The quality of the care that children receive in child-care settings makes a tremendous difference. Unfortunately, most child-care in America is low quality, characterized by high caregiver turnover, poorly designed programs, or inadequately prepared staff. As research by the National Institute of Early Education Research and the National Scientific Council on the Developing Child makes clear, poor quality care can potentially jeopardize a child’s health, safety and development, and can leave children poorly prepared for school.

When children arrive at kindergarten without the developmental skill-sets in place to thrive, they are more likely to struggle and fall behind in school, are more likely to engage in risky behaviors as teen-agers and become teen parents, and are more likely to drop out of high school before they graduate.

On the other hand, young children who are nurtured by warm, supportive caregivers in the first years of life develop greater social competence, exhibit fewer behavioral problems, and develop enhanced thinking skills.
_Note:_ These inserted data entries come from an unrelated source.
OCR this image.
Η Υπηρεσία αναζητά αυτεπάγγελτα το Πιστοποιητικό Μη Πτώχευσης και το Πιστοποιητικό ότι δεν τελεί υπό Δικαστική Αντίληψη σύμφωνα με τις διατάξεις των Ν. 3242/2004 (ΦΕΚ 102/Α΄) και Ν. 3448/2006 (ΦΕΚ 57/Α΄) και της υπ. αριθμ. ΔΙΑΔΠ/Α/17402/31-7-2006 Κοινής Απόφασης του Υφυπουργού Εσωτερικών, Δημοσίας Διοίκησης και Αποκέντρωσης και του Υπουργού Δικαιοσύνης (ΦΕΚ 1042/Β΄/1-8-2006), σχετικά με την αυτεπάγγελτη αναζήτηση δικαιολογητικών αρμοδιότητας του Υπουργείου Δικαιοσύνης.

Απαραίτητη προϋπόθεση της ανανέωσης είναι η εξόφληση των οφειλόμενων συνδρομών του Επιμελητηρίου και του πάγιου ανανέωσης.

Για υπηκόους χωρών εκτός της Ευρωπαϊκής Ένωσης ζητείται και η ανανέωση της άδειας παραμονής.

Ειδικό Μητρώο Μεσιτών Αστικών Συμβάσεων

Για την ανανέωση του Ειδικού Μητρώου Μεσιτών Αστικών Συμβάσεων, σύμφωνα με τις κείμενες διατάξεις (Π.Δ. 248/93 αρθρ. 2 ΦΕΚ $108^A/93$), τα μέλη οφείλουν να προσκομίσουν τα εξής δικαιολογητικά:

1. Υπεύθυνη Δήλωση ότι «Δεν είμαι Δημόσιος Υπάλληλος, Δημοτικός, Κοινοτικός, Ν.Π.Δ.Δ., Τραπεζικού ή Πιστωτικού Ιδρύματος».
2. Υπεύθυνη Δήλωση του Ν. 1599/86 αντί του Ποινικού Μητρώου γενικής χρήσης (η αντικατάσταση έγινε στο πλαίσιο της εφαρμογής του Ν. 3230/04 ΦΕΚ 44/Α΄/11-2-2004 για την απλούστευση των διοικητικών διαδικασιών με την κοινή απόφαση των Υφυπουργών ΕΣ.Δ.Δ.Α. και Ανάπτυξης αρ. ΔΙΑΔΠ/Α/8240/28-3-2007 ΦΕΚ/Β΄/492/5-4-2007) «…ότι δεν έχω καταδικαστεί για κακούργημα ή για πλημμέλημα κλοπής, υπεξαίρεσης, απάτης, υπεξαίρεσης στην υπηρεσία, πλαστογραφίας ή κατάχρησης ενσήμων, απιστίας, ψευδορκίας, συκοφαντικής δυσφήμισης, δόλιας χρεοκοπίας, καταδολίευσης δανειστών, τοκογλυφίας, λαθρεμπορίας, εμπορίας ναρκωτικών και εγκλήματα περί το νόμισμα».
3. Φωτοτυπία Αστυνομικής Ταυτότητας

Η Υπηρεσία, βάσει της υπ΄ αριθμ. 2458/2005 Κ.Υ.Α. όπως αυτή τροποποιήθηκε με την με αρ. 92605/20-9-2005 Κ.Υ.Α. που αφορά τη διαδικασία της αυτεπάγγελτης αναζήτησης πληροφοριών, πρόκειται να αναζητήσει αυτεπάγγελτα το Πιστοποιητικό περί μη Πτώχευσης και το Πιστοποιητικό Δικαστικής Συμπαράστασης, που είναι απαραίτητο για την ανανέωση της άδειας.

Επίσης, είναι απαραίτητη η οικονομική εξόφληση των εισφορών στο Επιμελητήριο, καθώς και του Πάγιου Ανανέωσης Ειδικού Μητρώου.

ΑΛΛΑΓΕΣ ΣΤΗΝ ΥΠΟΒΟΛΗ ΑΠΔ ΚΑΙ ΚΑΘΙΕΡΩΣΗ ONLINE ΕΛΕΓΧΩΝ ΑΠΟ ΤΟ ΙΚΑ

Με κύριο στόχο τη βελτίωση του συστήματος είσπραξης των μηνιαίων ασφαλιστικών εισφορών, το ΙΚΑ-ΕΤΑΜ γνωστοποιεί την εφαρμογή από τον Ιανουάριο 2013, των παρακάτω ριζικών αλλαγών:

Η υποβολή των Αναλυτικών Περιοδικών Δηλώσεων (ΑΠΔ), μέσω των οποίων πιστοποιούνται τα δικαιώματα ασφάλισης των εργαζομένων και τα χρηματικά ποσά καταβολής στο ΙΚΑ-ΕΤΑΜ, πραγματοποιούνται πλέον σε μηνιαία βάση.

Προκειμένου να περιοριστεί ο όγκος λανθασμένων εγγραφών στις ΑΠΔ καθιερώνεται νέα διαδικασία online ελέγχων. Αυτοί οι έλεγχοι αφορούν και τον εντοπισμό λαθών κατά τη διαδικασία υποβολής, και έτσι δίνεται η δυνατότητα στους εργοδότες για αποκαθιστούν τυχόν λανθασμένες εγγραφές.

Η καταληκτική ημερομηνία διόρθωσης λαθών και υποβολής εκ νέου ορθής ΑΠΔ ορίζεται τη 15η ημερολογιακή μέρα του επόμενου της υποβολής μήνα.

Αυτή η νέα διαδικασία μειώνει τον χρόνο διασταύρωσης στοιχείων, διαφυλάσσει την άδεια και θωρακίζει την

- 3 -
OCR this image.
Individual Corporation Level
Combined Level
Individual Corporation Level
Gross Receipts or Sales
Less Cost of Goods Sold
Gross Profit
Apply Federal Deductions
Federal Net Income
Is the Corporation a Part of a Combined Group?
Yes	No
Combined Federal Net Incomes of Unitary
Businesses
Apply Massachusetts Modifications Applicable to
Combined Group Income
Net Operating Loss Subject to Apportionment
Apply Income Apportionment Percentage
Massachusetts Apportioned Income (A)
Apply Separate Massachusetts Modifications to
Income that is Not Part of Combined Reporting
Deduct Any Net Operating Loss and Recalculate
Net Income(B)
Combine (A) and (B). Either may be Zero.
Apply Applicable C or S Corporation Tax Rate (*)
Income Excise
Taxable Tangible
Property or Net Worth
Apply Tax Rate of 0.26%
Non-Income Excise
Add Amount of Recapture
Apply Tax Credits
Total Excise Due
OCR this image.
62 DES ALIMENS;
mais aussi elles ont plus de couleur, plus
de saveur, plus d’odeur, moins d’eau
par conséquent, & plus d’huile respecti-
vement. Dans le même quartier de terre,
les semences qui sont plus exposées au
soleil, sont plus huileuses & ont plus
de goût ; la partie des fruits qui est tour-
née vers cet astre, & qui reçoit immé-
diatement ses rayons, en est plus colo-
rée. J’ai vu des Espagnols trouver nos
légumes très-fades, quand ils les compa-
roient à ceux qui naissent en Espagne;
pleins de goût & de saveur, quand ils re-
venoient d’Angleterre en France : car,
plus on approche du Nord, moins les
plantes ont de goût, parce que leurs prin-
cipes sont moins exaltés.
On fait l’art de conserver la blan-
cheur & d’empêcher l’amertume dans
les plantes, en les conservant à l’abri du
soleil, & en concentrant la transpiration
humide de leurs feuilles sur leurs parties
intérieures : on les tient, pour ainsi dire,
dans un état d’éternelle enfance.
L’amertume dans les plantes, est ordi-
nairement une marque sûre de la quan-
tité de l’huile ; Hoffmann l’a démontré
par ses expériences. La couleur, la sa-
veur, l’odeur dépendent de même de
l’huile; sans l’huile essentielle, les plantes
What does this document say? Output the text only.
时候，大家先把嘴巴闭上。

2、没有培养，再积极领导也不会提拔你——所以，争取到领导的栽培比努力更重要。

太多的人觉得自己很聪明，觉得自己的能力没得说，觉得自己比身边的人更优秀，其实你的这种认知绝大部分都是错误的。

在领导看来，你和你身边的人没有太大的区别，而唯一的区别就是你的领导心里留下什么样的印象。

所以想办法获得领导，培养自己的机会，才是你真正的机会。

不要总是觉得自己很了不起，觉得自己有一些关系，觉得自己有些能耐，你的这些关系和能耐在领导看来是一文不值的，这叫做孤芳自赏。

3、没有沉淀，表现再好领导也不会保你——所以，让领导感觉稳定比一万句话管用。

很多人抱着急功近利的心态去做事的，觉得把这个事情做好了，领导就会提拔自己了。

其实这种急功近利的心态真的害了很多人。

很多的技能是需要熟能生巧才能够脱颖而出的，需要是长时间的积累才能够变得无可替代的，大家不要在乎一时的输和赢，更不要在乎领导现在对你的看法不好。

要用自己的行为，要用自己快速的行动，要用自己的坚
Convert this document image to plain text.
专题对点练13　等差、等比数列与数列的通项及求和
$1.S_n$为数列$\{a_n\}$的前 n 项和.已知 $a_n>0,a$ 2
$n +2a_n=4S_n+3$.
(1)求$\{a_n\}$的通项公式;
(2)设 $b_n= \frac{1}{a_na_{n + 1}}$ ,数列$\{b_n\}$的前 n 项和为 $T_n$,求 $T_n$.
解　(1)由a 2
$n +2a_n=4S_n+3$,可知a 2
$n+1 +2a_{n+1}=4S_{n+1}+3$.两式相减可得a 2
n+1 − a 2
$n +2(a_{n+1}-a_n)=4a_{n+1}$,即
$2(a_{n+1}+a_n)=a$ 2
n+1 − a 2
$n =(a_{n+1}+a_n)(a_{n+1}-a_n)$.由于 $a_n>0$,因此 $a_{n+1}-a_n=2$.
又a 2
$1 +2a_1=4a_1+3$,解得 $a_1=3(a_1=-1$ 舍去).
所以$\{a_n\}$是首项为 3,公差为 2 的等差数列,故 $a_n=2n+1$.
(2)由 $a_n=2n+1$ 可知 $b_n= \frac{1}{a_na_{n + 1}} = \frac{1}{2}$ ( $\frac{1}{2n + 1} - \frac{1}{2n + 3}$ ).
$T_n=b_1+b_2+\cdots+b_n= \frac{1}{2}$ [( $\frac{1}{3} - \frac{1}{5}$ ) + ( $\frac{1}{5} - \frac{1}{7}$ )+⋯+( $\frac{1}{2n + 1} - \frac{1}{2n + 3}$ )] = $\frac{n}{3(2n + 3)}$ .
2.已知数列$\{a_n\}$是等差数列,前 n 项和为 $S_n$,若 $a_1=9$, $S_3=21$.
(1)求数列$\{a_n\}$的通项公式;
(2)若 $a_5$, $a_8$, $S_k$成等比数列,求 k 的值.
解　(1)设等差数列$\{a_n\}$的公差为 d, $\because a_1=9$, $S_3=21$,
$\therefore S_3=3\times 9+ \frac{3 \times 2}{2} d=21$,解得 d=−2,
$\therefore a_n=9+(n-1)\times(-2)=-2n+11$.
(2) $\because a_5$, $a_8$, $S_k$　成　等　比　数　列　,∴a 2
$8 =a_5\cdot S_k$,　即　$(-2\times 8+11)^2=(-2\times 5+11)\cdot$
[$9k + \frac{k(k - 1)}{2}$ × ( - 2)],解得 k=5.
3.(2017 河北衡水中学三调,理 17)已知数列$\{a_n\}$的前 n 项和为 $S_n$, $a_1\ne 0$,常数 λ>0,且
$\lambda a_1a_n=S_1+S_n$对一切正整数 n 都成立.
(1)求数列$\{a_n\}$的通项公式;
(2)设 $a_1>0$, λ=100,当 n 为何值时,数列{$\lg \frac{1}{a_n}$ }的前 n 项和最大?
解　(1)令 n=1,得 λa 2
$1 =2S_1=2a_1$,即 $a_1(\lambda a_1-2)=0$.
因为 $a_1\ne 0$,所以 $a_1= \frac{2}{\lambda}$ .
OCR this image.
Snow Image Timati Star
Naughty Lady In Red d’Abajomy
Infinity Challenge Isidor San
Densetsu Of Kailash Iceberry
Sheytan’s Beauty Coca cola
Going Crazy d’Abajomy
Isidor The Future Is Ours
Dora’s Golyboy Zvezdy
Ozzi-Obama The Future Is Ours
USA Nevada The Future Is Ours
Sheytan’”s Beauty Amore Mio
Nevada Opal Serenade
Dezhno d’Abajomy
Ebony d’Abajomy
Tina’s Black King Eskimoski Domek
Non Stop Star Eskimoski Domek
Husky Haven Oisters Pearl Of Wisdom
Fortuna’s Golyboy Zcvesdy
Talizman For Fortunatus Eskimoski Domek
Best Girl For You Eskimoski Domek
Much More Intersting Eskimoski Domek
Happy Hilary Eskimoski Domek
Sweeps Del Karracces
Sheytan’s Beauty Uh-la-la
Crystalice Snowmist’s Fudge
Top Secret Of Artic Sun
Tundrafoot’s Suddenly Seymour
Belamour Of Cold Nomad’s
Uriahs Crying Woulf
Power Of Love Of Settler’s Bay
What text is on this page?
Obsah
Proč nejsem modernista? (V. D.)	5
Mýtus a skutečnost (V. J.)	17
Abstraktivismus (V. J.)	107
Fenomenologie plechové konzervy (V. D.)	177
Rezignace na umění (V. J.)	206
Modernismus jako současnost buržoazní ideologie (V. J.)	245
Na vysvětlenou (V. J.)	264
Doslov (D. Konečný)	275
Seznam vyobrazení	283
This foundation, in turn, translates into enhanced academic performance and greater lifetime well-being.

How much of a difference can quality make?

Last year, a study was released that has been tracking more than 1,300 children since 1991. Among the study’s findings: at age 15, children who received low-quality care during their first four years of life are likely to have higher rates of behavior and academic problems at age 15.

More evidence comes from a recent review of 20 major research projects that evaluated dimensions of outcomes associated with the quality of early care and education, the non-partisan Child Trends research institute found a consistent relationship between the quality of child-care and child outcomes.

For all children, higher-quality care was associated with modestly higher academic and language outcomes and social skills. These relationships remained even after controlling for background characteristics of children.

The importance of quality is one reason why the nation-wide move toward universal, voluntary pre-kindergarten programs such as Tennessee’s Pre-K program is to be applauded. As the recent studies out of Vanderbilt University affirm, it is just such programs that are associated with the greatest gains in early development and school readiness.

Even more significant, Child Trends found that children’s academic and language outcomes were stronger when they had access to high-quality early learning programs as 2 and 3 year olds, long before most children have access to high-quality early care and education. Paraphrasing Edward Zigler, the father of Head Start: when it comes to high-quality early childhood investments, earlier is better.